Yiming Wu, PhD, discusses a study identifying METTL3-mediated N6-methyladenosine modification as a key translational regulator of splicing factors, and how this mechanism contributes to the progression of chronic lymphocytic leukemia.

Yiming Wu, PhD, postdoctoral fellow, associate professor, Department of Systems Biology, City of Hope discusses a study identifying METTL3-mediated N6-methyladenosine (m6A) modification as a key translational regulator of splicing factors, and how this mechanism contributes to the progression of chronic lymphocytic leukemia (CLL).

It is known that RNA splicing dysregulation has a role in the onset and progression of tumors, such as CLL. However, the cause of such defects in spliceosome-unmutated CLL is poorly understood. By utilizing an integrative transcriptomic and proteomic analysis of primary CLL samples, high post-transcriptional expression of the spliceosome protein was found to be associated with these splicing defects, Wu begins. Therefore, a study was conducted to identify potential regulators of spliceosome expression.

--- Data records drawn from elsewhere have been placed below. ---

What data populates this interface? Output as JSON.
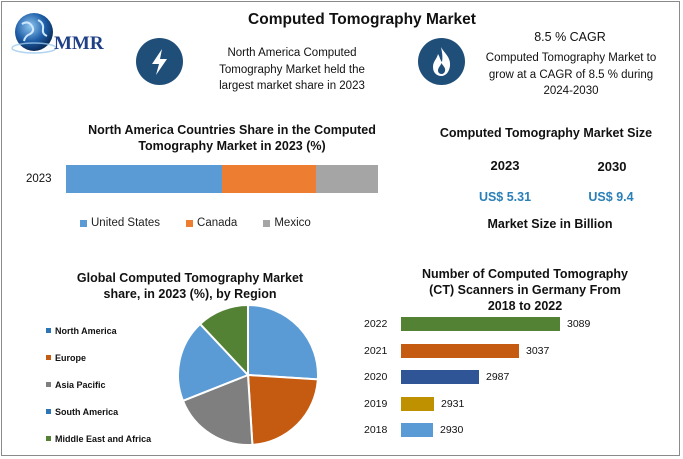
{
  "brand": {
    "logo_text": "MMR"
  },
  "title": "Computed Tomography Market",
  "info_left": {
    "icon": "lightning-icon",
    "lines": [
      "North America Computed",
      "Tomography Market held the",
      "largest market share in 2023"
    ]
  },
  "info_right": {
    "icon": "flame-icon",
    "heading": "8.5 % CAGR",
    "lines": [
      "Computed Tomography Market to",
      "grow at a CAGR of 8.5 % during",
      "2024-2030"
    ]
  },
  "market_size": {
    "title": "Computed Tomography Market Size",
    "years": [
      "2023",
      "2030"
    ],
    "values": [
      "US$ 5.31",
      "US$ 9.4"
    ],
    "note": "Market Size in Billion"
  },
  "colors": {
    "us_blue": "#5b9bd5",
    "canada_orange": "#ed7d31",
    "mexico_gray": "#a5a5a5",
    "pie_blue": "#5b9bd5",
    "pie_orange": "#c55a11",
    "pie_gray": "#7f7f7f",
    "pie_lightblue": "#5b9bd5",
    "pie_green": "#548235",
    "bar_green": "#548235",
    "bar_orange": "#c55a11",
    "bar_navy": "#2f5597",
    "bar_gold": "#bf9000",
    "bar_lightblue": "#5b9bd5",
    "accent_value": "#2a7fb8",
    "badge": "#1f4e79"
  },
  "chart_data": [
    {
      "type": "bar",
      "orientation": "horizontal-stacked",
      "title": "North America Countries Share in the Computed Tomography   Market in 2023 (%)",
      "title_lines": [
        "North America Countries Share in the Computed",
        "Tomography   Market in 2023 (%)"
      ],
      "categories": [
        "2023"
      ],
      "series": [
        {
          "name": "United States",
          "values": [
            50
          ]
        },
        {
          "name": "Canada",
          "values": [
            30
          ]
        },
        {
          "name": "Mexico",
          "values": [
            20
          ]
        }
      ],
      "legend_position": "bottom"
    },
    {
      "type": "pie",
      "title": "Global Computed Tomography  Market share, in 2023 (%), by Region",
      "title_lines": [
        "Global Computed Tomography  Market",
        "share, in 2023 (%), by Region"
      ],
      "labels": [
        "North America",
        "Europe",
        "Asia Pacific",
        "South America",
        "Middle East and Africa"
      ],
      "values": [
        26,
        23,
        20,
        19,
        12
      ],
      "legend_position": "left"
    },
    {
      "type": "bar",
      "orientation": "horizontal",
      "title": "Number of Computed Tomography (CT) Scanners in Germany From 2018 to 2022",
      "title_lines": [
        "Number of Computed Tomography",
        "(CT) Scanners in Germany From",
        "2018 to 2022"
      ],
      "categories": [
        "2022",
        "2021",
        "2020",
        "2019",
        "2018"
      ],
      "values": [
        3089,
        3037,
        2987,
        2931,
        2930
      ],
      "data_labels": [
        "3089",
        "3037",
        "2987",
        "2931",
        "2930"
      ],
      "xlim": [
        2890,
        3100
      ]
    }
  ]
}
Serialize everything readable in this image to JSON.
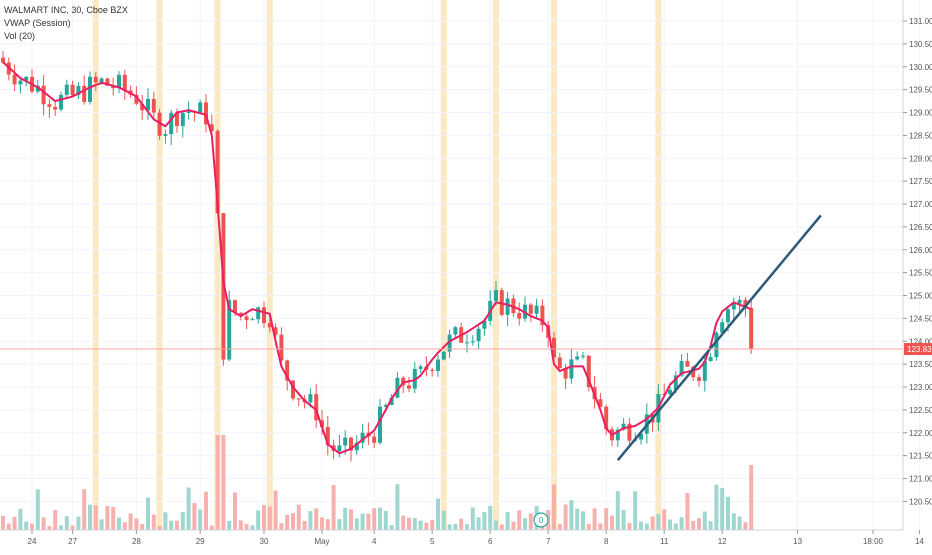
{
  "legend": {
    "symbol_line": "WALMART INC, 30, Cboe BZX",
    "vwap_line": "VWAP (Session)",
    "vol_line": "Vol (20)"
  },
  "price_tag": "123.83",
  "event_marker": "0",
  "colors": {
    "up": "#26a69a",
    "down": "#ef5350",
    "vwap": "#e91e63",
    "trendline": "#2e5a7a",
    "session_band": "#fbe9c4",
    "price_line": "#f4a6a6",
    "vol_up": "#9fd6cf",
    "vol_down": "#f6b0ae"
  },
  "chart_data": {
    "type": "candlestick",
    "y_ticks": [
      "120.50",
      "121.00",
      "121.50",
      "122.00",
      "122.50",
      "123.00",
      "123.50",
      "124.00",
      "124.50",
      "125.00",
      "125.50",
      "126.00",
      "126.50",
      "127.00",
      "127.50",
      "128.00",
      "128.50",
      "129.00",
      "129.50",
      "130.00",
      "130.50",
      "131.00"
    ],
    "x_ticks": [
      {
        "label": "24",
        "bar": 5
      },
      {
        "label": "27",
        "bar": 12
      },
      {
        "label": "28",
        "bar": 23
      },
      {
        "label": "29",
        "bar": 34
      },
      {
        "label": "30",
        "bar": 45
      },
      {
        "label": "May",
        "bar": 55
      },
      {
        "label": "4",
        "bar": 64
      },
      {
        "label": "5",
        "bar": 74
      },
      {
        "label": "6",
        "bar": 84
      },
      {
        "label": "7",
        "bar": 94
      },
      {
        "label": "8",
        "bar": 104
      },
      {
        "label": "11",
        "bar": 114
      },
      {
        "label": "12",
        "bar": 124
      },
      {
        "label": "13",
        "bar": 137
      },
      {
        "label": "18:00",
        "bar": 150
      },
      {
        "label": "14",
        "bar": 158
      }
    ],
    "session_bars": [
      16,
      27,
      37,
      46,
      76,
      85,
      95,
      113
    ],
    "current_price": 123.83,
    "trendline": [
      {
        "bar": 106,
        "price": 121.4
      },
      {
        "bar": 141,
        "price": 126.75
      }
    ],
    "vwap_key_points": [
      [
        0,
        130.1
      ],
      [
        3,
        129.75
      ],
      [
        6,
        129.55
      ],
      [
        9,
        129.25
      ],
      [
        12,
        129.35
      ],
      [
        15,
        129.55
      ],
      [
        17,
        129.65
      ],
      [
        20,
        129.55
      ],
      [
        23,
        129.35
      ],
      [
        26,
        128.85
      ],
      [
        28,
        128.7
      ],
      [
        30,
        129.0
      ],
      [
        32,
        129.05
      ],
      [
        35,
        128.95
      ],
      [
        36,
        128.5
      ],
      [
        37,
        127.0
      ],
      [
        38,
        125.3
      ],
      [
        39,
        124.7
      ],
      [
        41,
        124.55
      ],
      [
        43,
        124.7
      ],
      [
        46,
        124.6
      ],
      [
        47,
        124.0
      ],
      [
        48,
        123.45
      ],
      [
        50,
        123.0
      ],
      [
        52,
        122.7
      ],
      [
        54,
        122.5
      ],
      [
        56,
        121.75
      ],
      [
        58,
        121.55
      ],
      [
        60,
        121.65
      ],
      [
        62,
        121.85
      ],
      [
        64,
        122.05
      ],
      [
        66,
        122.5
      ],
      [
        67,
        122.75
      ],
      [
        69,
        123.1
      ],
      [
        71,
        123.15
      ],
      [
        72,
        123.25
      ],
      [
        74,
        123.6
      ],
      [
        75,
        123.75
      ],
      [
        77,
        124.0
      ],
      [
        80,
        124.2
      ],
      [
        83,
        124.45
      ],
      [
        85,
        124.85
      ],
      [
        87,
        124.8
      ],
      [
        89,
        124.7
      ],
      [
        91,
        124.55
      ],
      [
        93,
        124.45
      ],
      [
        94,
        124.3
      ],
      [
        95,
        123.5
      ],
      [
        96,
        123.35
      ],
      [
        98,
        123.45
      ],
      [
        100,
        123.45
      ],
      [
        101,
        123.15
      ],
      [
        103,
        122.5
      ],
      [
        104,
        122.1
      ],
      [
        105,
        121.95
      ],
      [
        107,
        122.1
      ],
      [
        109,
        122.15
      ],
      [
        111,
        122.3
      ],
      [
        113,
        122.55
      ],
      [
        115,
        123.05
      ],
      [
        117,
        123.3
      ],
      [
        120,
        123.4
      ],
      [
        121,
        123.55
      ],
      [
        122,
        123.9
      ],
      [
        123,
        124.4
      ],
      [
        124,
        124.65
      ],
      [
        126,
        124.85
      ],
      [
        128,
        124.75
      ],
      [
        129,
        124.7
      ]
    ]
  }
}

Upregulation of the RNA methyltransferase METTL3 was found to positively correlate with a majority of detected splicing factors, and was associated with poorer clinical outcomes, Wu reports. This indicates that METTL3 translationally controls splicing factors through its modification of m6A on mRNA, Wu says.

Both in vitro and in vivo studies also showed that METTL3 played a major role in CLL growth. Knockout and pharmaceutical inhibition of METTL3 resulted in decreased cell growth and splicing factor overexpression. Lastly, an integrated Ribo-seq, RNA-seq, and MeRIP-seq was performed on CLL cells with or without METTL3. This revealed that METTL3 knockout substantially decreased efficiency in the RNA splicing pathway.

Overall, these data suggest that CLL could be regulated by RNA epigenetic mechanisms, and that METTL3 may be a potential target for the development of future therapies in CLL, Wu concludes.